セッション情報 パネルディスカッション7(肝臓学会・消化器病学会・消化器がん検診学会合同)

肝疾患の病態に及ぼす血小板の意義

タイトル 消PD7-10:

肝硬変例におけるPSE・Splenectomyの血小板増加および肝機能改善効果に関する検討

演者 林 洋光(熊本大大学院・消化器外科学)
共同演者 別府 透(熊本大大学院・消化器外科学), 馬場 秀夫(熊本大大学院・消化器外科学)
抄録 【はじめに】肝硬変に伴う脾機能亢進症に対して部分的脾塞栓術(PSE)や脾臓摘除術(Spx)が行われ、主効果の血小板数増加だけでなく副次的な肝機能改善効果も示唆されている。今回PSE, Spxの血小板増加および肝機能改善効果に関する臨床的有用性と合併症等の差異について検討した。【方法】PSEを行った83例(1999年~2009年)と、Spx(2008年~11年)を行った33例が対象。PSE後に肝組織(非癌部)が得られた2症例でPCNAの免疫組織染色を行った。【結果】PSE群の平均脾梗塞体積と梗塞率はそれぞれ428±244mLと76±12%。Spx群の平均脾体積は660±438mL。PSEにより血小板数(×104/μl)は術前4.7±1.5から1か月後に12.6±6.4、1年後に10.5±3.4へ増加。一方、Spx群では術前5.2±1.7から1か月後に21.0±11.5、1年後に14.1±5.8へ増加。
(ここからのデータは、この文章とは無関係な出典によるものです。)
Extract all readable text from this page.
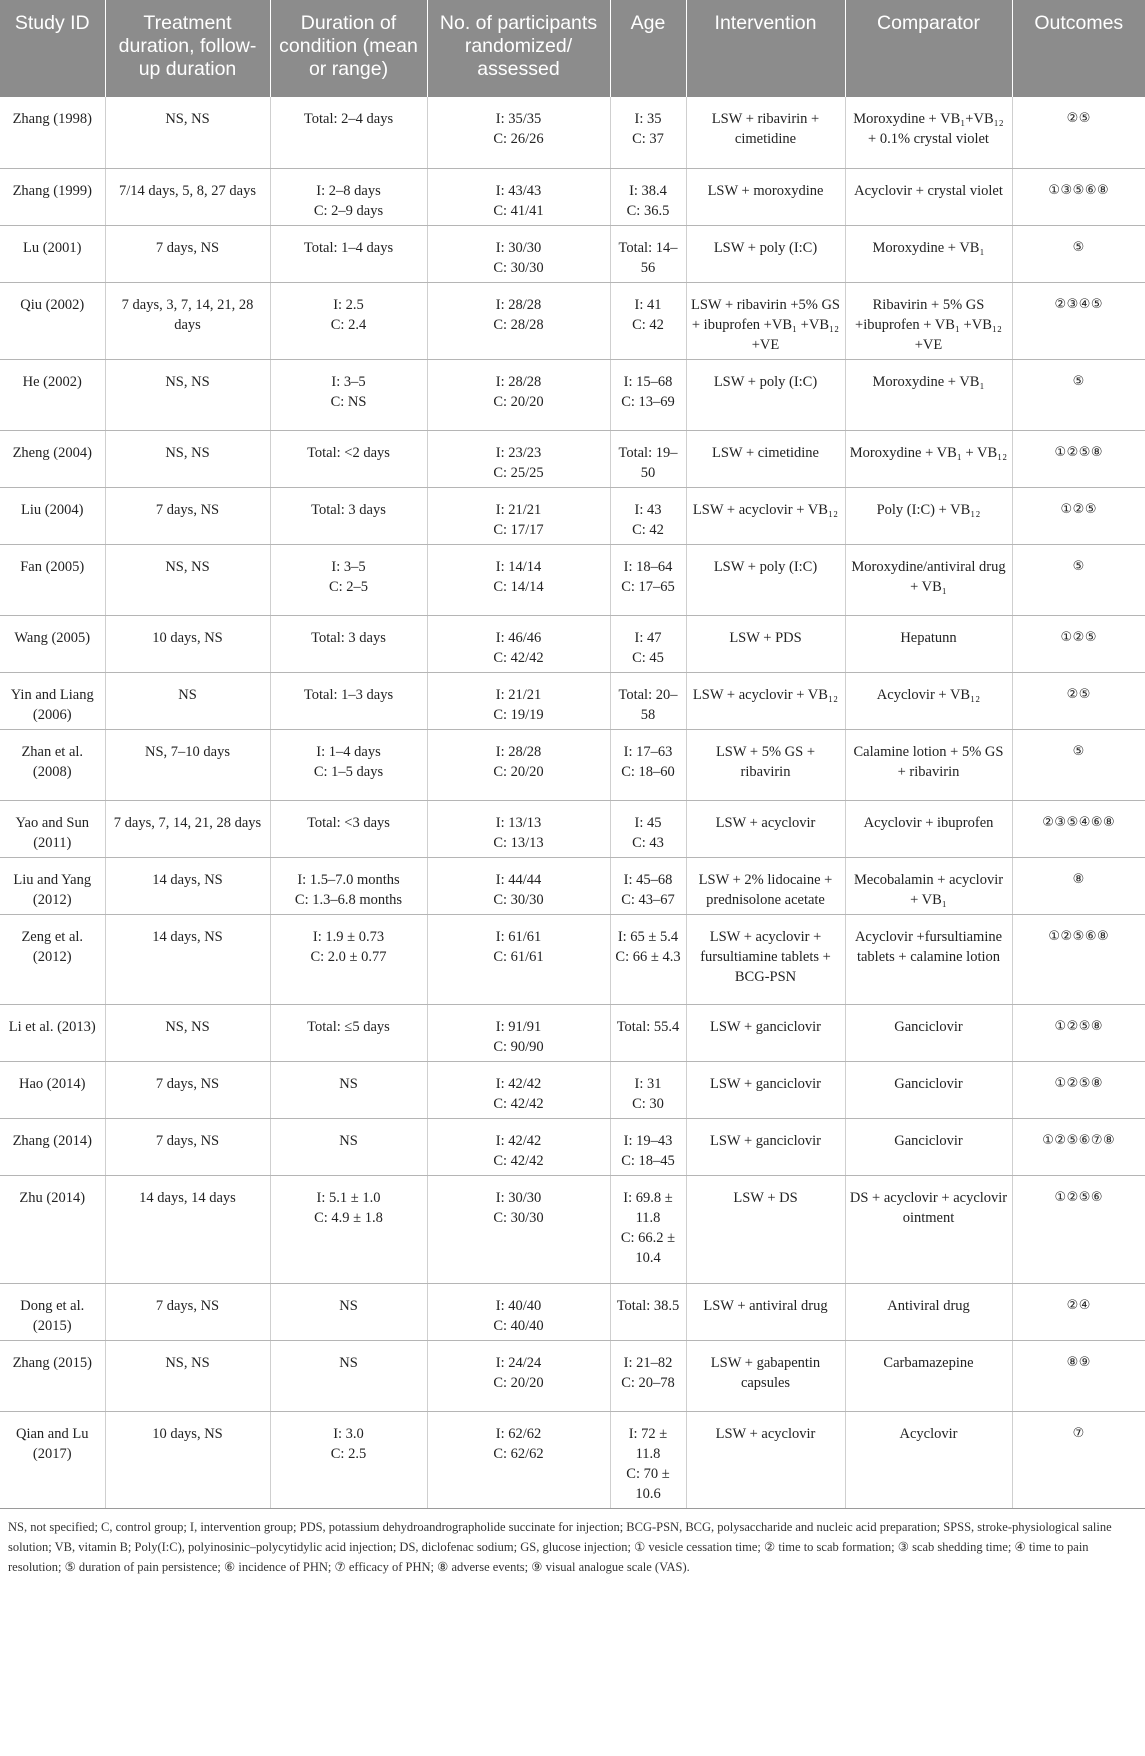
Study ID	Treatment duration, follow-up duration	Duration of condition (mean or range)	No. of participants randomized/ assessed	Age	Intervention	Comparator	Outcomes
Zhang (1998)	NS, NS	Total: 2–4 days	I: 35/35
C: 26/26	I: 35
C: 37	LSW + ribavirin + cimetidine	Moroxydine + VB₁+VB₁₂ + 0.1% crystal violet	②⑤
Zhang (1999)	7/14 days, 5, 8, 27 days	I: 2–8 days
C: 2–9 days	I: 43/43
C: 41/41	I: 38.4
C: 36.5	LSW + moroxydine	Acyclovir + crystal violet	①③⑤⑥⑧
Lu (2001)	7 days, NS	Total: 1–4 days	I: 30/30
C: 30/30	Total: 14–56	LSW + poly (I:C)	Moroxydine + VB₁	⑤
Qiu (2002)	7 days, 3, 7, 14, 21, 28 days	I: 2.5
C: 2.4	I: 28/28
C: 28/28	I: 41
C: 42	LSW + ribavirin +5% GS + ibuprofen +VB₁ +VB₁₂ +VE	Ribavirin + 5% GS +ibuprofen + VB₁ +VB₁₂ +VE	②③④⑤
He (2002)	NS, NS	I: 3–5
C: NS	I: 28/28
C: 20/20	I: 15–68
C: 13–69	LSW + poly (I:C)	Moroxydine + VB₁	⑤
Zheng (2004)	NS, NS	Total: <2 days	I: 23/23
C: 25/25	Total: 19–50	LSW + cimetidine	Moroxydine + VB₁ + VB₁₂	①②⑤⑧
Liu (2004)	7 days, NS	Total: 3 days	I: 21/21
C: 17/17	I: 43
C: 42	LSW + acyclovir + VB₁₂	Poly (I:C) + VB₁₂	①②⑤
Fan (2005)	NS, NS	I: 3–5
C: 2–5	I: 14/14
C: 14/14	I: 18–64
C: 17–65	LSW + poly (I:C)	Moroxydine/antiviral drug + VB₁	⑤
Wang (2005)	10 days, NS	Total: 3 days	I: 46/46
C: 42/42	I: 47
C: 45	LSW + PDS	Hepatunn	①②⑤
Yin and Liang (2006)	NS	Total: 1–3 days	I: 21/21
C: 19/19	Total: 20–58	LSW + acyclovir + VB₁₂	Acyclovir + VB₁₂	②⑤
Zhan et al. (2008)	NS, 7–10 days	I: 1–4 days
C: 1–5 days	I: 28/28
C: 20/20	I: 17–63
C: 18–60	LSW + 5% GS + ribavirin	Calamine lotion + 5% GS + ribavirin	⑤
Yao and Sun (2011)	7 days, 7, 14, 21, 28 days	Total: <3 days	I: 13/13
C: 13/13	I: 45
C: 43	LSW + acyclovir	Acyclovir + ibuprofen	②③⑤④⑥⑧
Liu and Yang (2012)	14 days, NS	I: 1.5–7.0 months
C: 1.3–6.8 months	I: 44/44
C: 30/30	I: 45–68
C: 43–67	LSW + 2% lidocaine + prednisolone acetate	Mecobalamin + acyclovir + VB₁	⑧
Zeng et al. (2012)	14 days, NS	I: 1.9 ± 0.73
C: 2.0 ± 0.77	I: 61/61
C: 61/61	I: 65 ± 5.4
C: 66 ± 4.3	LSW + acyclovir + fursultiamine tablets + BCG-PSN	Acyclovir +fursultiamine tablets + calamine lotion	①②⑤⑥⑧
Li et al. (2013)	NS, NS	Total: ≤5 days	I: 91/91
C: 90/90	Total: 55.4	LSW + ganciclovir	Ganciclovir	①②⑤⑧
Hao (2014)	7 days, NS	NS	I: 42/42
C: 42/42	I: 31
C: 30	LSW + ganciclovir	Ganciclovir	①②⑤⑧
Zhang (2014)	7 days, NS	NS	I: 42/42
C: 42/42	I: 19–43
C: 18–45	LSW + ganciclovir	Ganciclovir	①②⑤⑥⑦⑧
Zhu (2014)	14 days, 14 days	I: 5.1 ± 1.0
C: 4.9 ± 1.8	I: 30/30
C: 30/30	I: 69.8 ± 11.8
C: 66.2 ± 10.4	LSW + DS	DS + acyclovir + acyclovir ointment	①②⑤⑥
Dong et al. (2015)	7 days, NS	NS	I: 40/40
C: 40/40	Total: 38.5	LSW + antiviral drug	Antiviral drug	②④
Zhang (2015)	NS, NS	NS	I: 24/24
C: 20/20	I: 21–82
C: 20–78	LSW + gabapentin capsules	Carbamazepine	⑧⑨
Qian and Lu (2017)	10 days, NS	I: 3.0
C: 2.5	I: 62/62
C: 62/62	I: 72 ± 11.8
C: 70 ± 10.6	LSW + acyclovir	Acyclovir	⑦

NS, not specified; C, control group; I, intervention group; PDS, potassium dehydroandrographolide succinate for injection; BCG-PSN, BCG, polysaccharide and nucleic acid preparation; SPSS, stroke-physiological saline solution; VB, vitamin B; Poly(I:C), polyinosinic–polycytidylic acid injection; DS, diclofenac sodium; GS, glucose injection; ① vesicle cessation time; ② time to scab formation; ③ scab shedding time; ④ time to pain resolution; ⑤ duration of pain persistence; ⑥ incidence of PHN; ⑦ efficacy of PHN; ⑧ adverse events; ⑨ visual analogue scale (VAS).
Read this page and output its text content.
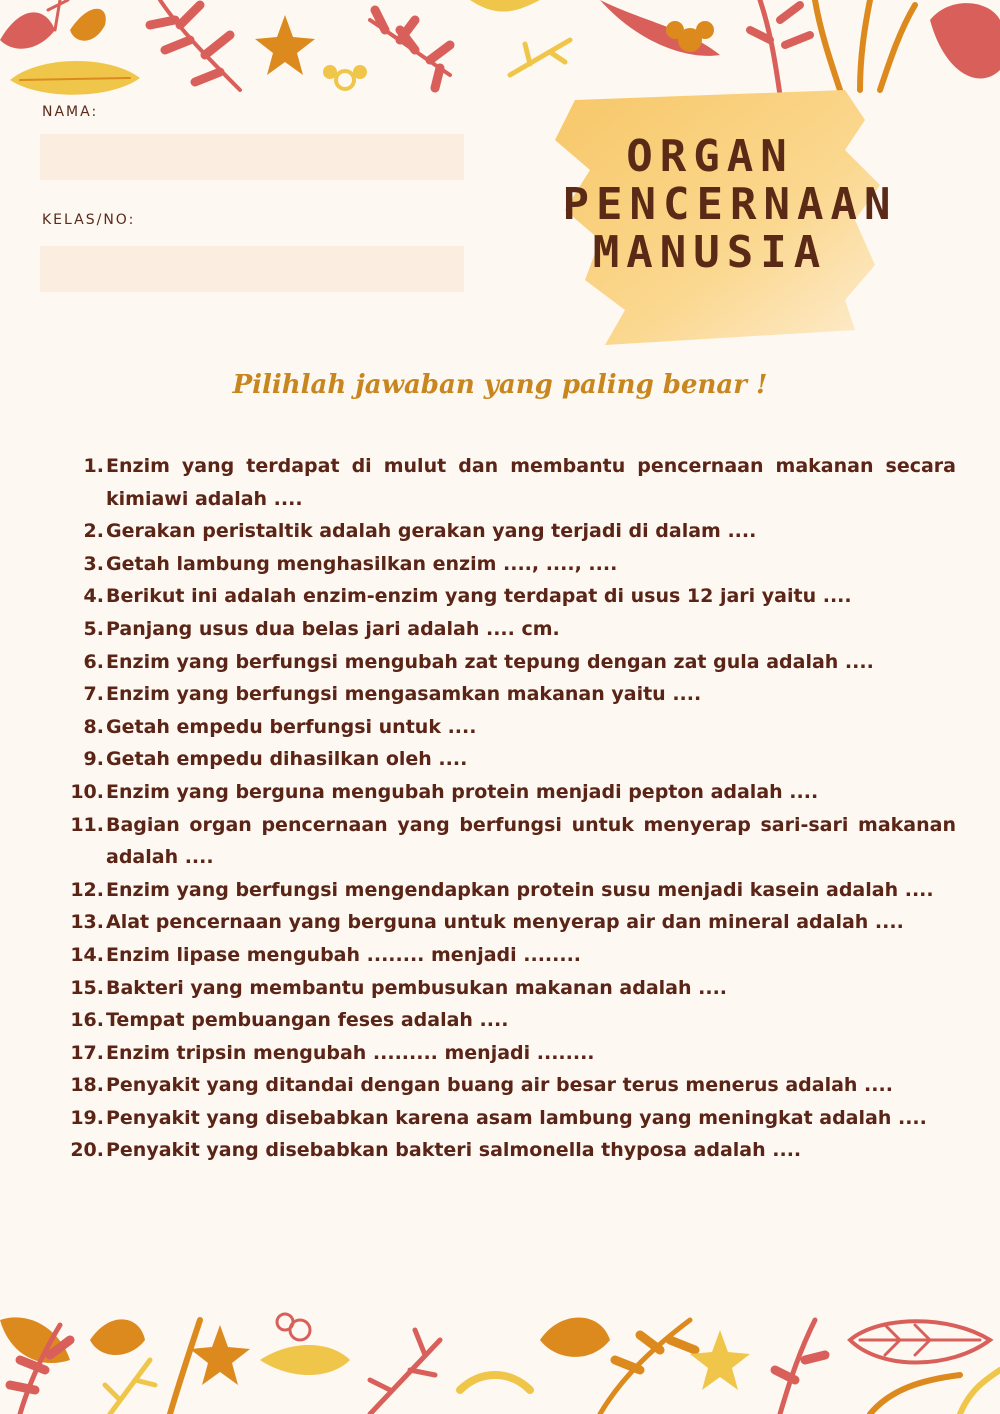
NAMA:
KELAS/NO:
ORGAN
PENCERNAAN
MANUSIA
Pilihlah jawaban yang paling benar !
1. Enzim yang terdapat di mulut dan membantu pencernaan makanan secara kimiawi adalah ....
2. Gerakan peristaltik adalah gerakan yang terjadi di dalam ....
3. Getah lambung menghasilkan enzim ...., ...., ....
4. Berikut ini adalah enzim-enzim yang terdapat di usus 12 jari yaitu ....
5. Panjang usus dua belas jari adalah .... cm.
6. Enzim yang berfungsi mengubah zat tepung dengan zat gula adalah ....
7. Enzim yang berfungsi mengasamkan makanan yaitu ....
8. Getah empedu berfungsi untuk ....
9. Getah empedu dihasilkan oleh ....
10. Enzim yang berguna mengubah protein menjadi pepton adalah ....
11. Bagian organ pencernaan yang berfungsi untuk menyerap sari-sari makanan adalah ....
12. Enzim yang berfungsi mengendapkan protein susu menjadi kasein adalah ....
13. Alat pencernaan yang berguna untuk menyerap air dan mineral adalah ....
14. Enzim lipase mengubah ........ menjadi ........
15. Bakteri yang membantu pembusukan makanan adalah ....
16. Tempat pembuangan feses adalah ....
17. Enzim tripsin mengubah ......... menjadi ........
18. Penyakit yang ditandai dengan buang air besar terus menerus adalah ....
19. Penyakit yang disebabkan karena asam lambung yang meningkat adalah ....
20. Penyakit yang disebabkan bakteri salmonella thyposa adalah ....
肝機能について術後1年後のAlb値(g/dL)とChE値(IU/L)は両群において改善した(PSE群ではAlbが3.4±0.5→3.6±0.5、ChEが75.5±27.9→96.5±44.1、Spx群ではAlbが3.6±0.4→3.7±0.5、ChEが159±64→185±80)。PSE後肝組織ではPCNA発現の増加を認めた。PSEにおける脾梗塞体積およびSpxにおける脾体積は血小板増加数と有意な正の相関関係を認めた。一方で血小板増加数と肝機能改善効果に関して有意な相関関係はなかった。合併症に関してPSE後に14.5%、Spx後に24.2%認めた。【考察】PSE, Spx後には血小板増加効果だけでなく肝機能改善効果も認めた。PSE後の肝機能改善効果にはPCNA発現増加に示される肝細胞増殖効果が関与する可能性が示唆された。ただし、両治療法後の肝機能改善効果と血小板増加効果に正の相関関係はなく、肝機能改善効果に関しては血小板増加効果以外の要素も関与することが示唆された。血小板増加効果はPSEに比べてSpxが有効であるが、合併症率はSpxでやや高い傾向にあり、治療法の選択には必要な血小板増加数や全身状態を加味した総合的な判断が必要と考えられる。